# Animation



## .basti (22. Feb 2022)

Guten Abend,
ich hab mit Unity eine Animation aus 4 verschiedenen Sprites erstellt und wollte fragen ob es möglich ist diese in mein Spiel einzubauen. Wenn ich nach rechts laufe soll zum Beispiel eine Animation ablaufen und wenn ich nach links laufe dann eine andere. Ich hab bisher nur die Möglichkeiten gefunden die Bilder alle einzeln in meiner Klasse zu laden, aber das erscheint mir bisschen aufwendig und deswegen will ich fragen ob es auch eine Methode über diesen Weg gibt.


----------



## Gelöschtes Mitglied 65838 (23. Feb 2022)
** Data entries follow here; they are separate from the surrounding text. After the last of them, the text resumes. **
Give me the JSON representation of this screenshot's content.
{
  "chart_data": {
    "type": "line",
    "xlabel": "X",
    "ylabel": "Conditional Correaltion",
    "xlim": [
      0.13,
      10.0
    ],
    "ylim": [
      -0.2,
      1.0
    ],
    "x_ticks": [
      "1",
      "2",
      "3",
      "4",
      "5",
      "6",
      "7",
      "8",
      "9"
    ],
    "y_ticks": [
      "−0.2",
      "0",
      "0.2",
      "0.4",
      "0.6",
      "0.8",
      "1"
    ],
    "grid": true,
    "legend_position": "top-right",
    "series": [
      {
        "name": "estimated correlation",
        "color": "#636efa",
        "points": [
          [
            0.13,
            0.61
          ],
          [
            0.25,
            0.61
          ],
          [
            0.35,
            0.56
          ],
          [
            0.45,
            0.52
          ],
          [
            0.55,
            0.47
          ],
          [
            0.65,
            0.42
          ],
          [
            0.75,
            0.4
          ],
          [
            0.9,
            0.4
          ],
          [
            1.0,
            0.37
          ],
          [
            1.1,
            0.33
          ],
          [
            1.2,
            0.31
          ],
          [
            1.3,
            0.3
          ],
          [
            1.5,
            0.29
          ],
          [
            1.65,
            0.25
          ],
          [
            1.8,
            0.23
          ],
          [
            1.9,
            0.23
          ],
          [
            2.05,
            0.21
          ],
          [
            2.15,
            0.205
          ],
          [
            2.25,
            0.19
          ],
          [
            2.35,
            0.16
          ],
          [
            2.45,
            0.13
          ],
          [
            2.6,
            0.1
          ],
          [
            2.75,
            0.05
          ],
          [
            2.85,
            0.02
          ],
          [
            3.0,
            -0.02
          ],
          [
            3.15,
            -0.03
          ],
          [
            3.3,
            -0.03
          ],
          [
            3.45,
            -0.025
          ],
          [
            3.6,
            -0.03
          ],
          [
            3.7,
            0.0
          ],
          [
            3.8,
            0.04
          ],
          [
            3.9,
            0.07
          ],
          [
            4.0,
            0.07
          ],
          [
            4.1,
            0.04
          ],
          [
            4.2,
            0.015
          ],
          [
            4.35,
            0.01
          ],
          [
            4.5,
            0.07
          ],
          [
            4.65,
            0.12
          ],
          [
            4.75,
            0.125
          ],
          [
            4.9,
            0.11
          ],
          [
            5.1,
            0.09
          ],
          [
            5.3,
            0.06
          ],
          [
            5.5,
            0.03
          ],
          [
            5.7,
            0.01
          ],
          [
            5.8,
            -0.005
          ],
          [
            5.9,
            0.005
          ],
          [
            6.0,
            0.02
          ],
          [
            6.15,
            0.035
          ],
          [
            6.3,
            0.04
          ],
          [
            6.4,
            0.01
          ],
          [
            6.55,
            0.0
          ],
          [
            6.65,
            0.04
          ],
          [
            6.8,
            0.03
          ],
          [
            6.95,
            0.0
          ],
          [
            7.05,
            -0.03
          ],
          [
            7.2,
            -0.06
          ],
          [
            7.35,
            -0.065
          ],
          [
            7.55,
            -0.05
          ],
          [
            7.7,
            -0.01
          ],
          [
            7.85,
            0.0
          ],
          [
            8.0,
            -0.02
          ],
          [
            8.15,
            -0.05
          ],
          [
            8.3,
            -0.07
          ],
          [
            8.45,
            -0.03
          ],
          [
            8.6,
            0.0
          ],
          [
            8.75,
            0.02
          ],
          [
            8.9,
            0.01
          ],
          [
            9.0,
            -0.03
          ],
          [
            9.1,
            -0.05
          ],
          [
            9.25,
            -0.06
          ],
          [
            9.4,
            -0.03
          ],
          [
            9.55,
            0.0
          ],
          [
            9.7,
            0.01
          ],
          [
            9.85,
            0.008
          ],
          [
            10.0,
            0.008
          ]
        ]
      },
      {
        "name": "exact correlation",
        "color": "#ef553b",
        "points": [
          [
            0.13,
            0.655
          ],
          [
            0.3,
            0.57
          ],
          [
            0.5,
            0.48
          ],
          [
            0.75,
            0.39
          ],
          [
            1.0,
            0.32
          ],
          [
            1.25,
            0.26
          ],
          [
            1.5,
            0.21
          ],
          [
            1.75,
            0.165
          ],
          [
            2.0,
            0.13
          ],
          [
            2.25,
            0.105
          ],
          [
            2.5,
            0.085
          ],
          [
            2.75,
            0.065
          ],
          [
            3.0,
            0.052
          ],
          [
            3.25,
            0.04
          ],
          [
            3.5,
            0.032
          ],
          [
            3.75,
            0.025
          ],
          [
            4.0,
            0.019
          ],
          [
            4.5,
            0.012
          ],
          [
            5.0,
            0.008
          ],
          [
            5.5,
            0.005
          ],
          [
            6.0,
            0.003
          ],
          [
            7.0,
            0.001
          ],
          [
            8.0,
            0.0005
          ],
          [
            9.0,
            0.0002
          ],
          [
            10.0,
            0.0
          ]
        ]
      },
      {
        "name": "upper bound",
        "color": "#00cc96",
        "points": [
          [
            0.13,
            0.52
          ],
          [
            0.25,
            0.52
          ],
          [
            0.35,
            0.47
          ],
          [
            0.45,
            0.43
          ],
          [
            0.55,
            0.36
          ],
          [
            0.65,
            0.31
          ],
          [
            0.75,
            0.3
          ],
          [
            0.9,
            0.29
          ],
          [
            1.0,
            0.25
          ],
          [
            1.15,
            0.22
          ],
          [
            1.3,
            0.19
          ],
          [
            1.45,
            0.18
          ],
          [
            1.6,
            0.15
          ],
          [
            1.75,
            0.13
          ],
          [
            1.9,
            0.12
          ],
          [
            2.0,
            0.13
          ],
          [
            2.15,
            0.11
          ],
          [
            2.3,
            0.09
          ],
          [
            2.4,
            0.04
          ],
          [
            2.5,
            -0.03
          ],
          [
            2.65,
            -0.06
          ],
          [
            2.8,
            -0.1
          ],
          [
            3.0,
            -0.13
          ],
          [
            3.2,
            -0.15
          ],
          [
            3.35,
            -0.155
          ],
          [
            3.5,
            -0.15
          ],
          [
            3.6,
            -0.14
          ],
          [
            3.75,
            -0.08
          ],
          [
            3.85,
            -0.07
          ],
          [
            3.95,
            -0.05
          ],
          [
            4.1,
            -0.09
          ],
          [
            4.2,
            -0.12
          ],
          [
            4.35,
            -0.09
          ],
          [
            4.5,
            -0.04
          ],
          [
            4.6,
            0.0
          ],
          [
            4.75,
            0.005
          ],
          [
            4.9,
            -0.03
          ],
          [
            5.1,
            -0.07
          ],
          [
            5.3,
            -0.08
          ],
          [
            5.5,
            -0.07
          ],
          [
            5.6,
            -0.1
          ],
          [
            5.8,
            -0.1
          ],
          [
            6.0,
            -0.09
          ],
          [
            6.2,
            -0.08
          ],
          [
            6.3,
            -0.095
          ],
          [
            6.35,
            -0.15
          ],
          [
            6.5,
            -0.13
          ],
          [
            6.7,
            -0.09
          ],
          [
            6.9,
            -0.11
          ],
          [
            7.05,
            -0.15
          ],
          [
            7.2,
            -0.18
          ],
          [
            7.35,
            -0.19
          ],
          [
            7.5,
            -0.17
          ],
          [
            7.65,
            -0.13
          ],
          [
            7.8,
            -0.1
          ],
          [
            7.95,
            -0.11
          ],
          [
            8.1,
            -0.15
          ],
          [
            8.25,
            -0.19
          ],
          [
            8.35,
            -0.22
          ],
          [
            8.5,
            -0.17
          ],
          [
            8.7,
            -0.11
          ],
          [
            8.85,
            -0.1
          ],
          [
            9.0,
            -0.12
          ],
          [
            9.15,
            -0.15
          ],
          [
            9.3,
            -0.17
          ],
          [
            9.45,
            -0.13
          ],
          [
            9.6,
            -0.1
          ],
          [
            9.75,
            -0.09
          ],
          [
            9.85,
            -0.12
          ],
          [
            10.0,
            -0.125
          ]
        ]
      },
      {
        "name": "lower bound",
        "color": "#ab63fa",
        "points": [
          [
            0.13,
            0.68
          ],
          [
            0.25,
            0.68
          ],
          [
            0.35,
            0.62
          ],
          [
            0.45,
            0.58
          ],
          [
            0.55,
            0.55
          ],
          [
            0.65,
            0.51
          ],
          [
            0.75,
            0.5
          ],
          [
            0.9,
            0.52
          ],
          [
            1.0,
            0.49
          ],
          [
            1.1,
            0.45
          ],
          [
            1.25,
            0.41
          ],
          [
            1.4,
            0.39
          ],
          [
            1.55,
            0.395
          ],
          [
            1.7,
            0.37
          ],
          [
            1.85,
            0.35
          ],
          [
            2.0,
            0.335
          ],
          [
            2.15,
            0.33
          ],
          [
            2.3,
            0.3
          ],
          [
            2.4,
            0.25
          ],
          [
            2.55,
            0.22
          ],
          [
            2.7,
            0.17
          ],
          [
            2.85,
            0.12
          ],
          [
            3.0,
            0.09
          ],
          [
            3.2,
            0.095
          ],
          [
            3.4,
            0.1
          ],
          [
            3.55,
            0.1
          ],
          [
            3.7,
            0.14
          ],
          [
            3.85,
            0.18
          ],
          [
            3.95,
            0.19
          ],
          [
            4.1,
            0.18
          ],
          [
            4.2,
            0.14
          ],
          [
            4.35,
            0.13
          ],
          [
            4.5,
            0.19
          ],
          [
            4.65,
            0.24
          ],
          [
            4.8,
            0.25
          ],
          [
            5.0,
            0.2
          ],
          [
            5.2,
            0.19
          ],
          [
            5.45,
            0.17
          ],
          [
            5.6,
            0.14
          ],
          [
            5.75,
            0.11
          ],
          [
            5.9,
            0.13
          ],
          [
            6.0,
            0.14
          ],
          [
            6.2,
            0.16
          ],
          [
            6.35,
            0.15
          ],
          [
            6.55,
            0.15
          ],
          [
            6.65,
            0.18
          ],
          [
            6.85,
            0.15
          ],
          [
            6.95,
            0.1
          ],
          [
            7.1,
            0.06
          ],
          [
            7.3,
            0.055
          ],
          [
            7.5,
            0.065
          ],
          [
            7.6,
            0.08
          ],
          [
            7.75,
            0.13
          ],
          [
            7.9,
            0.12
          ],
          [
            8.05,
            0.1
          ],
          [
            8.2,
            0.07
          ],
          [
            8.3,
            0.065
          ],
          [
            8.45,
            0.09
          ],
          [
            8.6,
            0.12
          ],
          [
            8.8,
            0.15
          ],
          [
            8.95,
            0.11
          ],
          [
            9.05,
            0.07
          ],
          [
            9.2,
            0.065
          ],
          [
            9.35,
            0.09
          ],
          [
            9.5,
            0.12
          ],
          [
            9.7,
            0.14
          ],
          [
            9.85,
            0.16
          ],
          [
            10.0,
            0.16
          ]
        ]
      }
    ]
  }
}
ist dein spiel in unity geschrieben oder in java  ?

und nein bilder einzeln laden... dafür ist deine engine zuständig wie sich das mesh dementsprechend ändert


----------



## .basti (23. Feb 2022)

hab das spiel in java geschrieben. 
oke naja dann lade ich alle einzeln danke für die hilfe


----------



## mihe7 (23. Feb 2022)

Zwar kenne ich mich mit dem Spielezeug nicht aus, aber Du könntest doch die vier Bilder z. B. nebeneinander in eines packen und beim Malen nur den entsprechenden Ausschnitt wählen.


----------



## Gelöschtes Mitglied 65838 (23. Feb 2022)

warum willst du in unity eine animation machen und das spiel dann in java schreiben ?


----------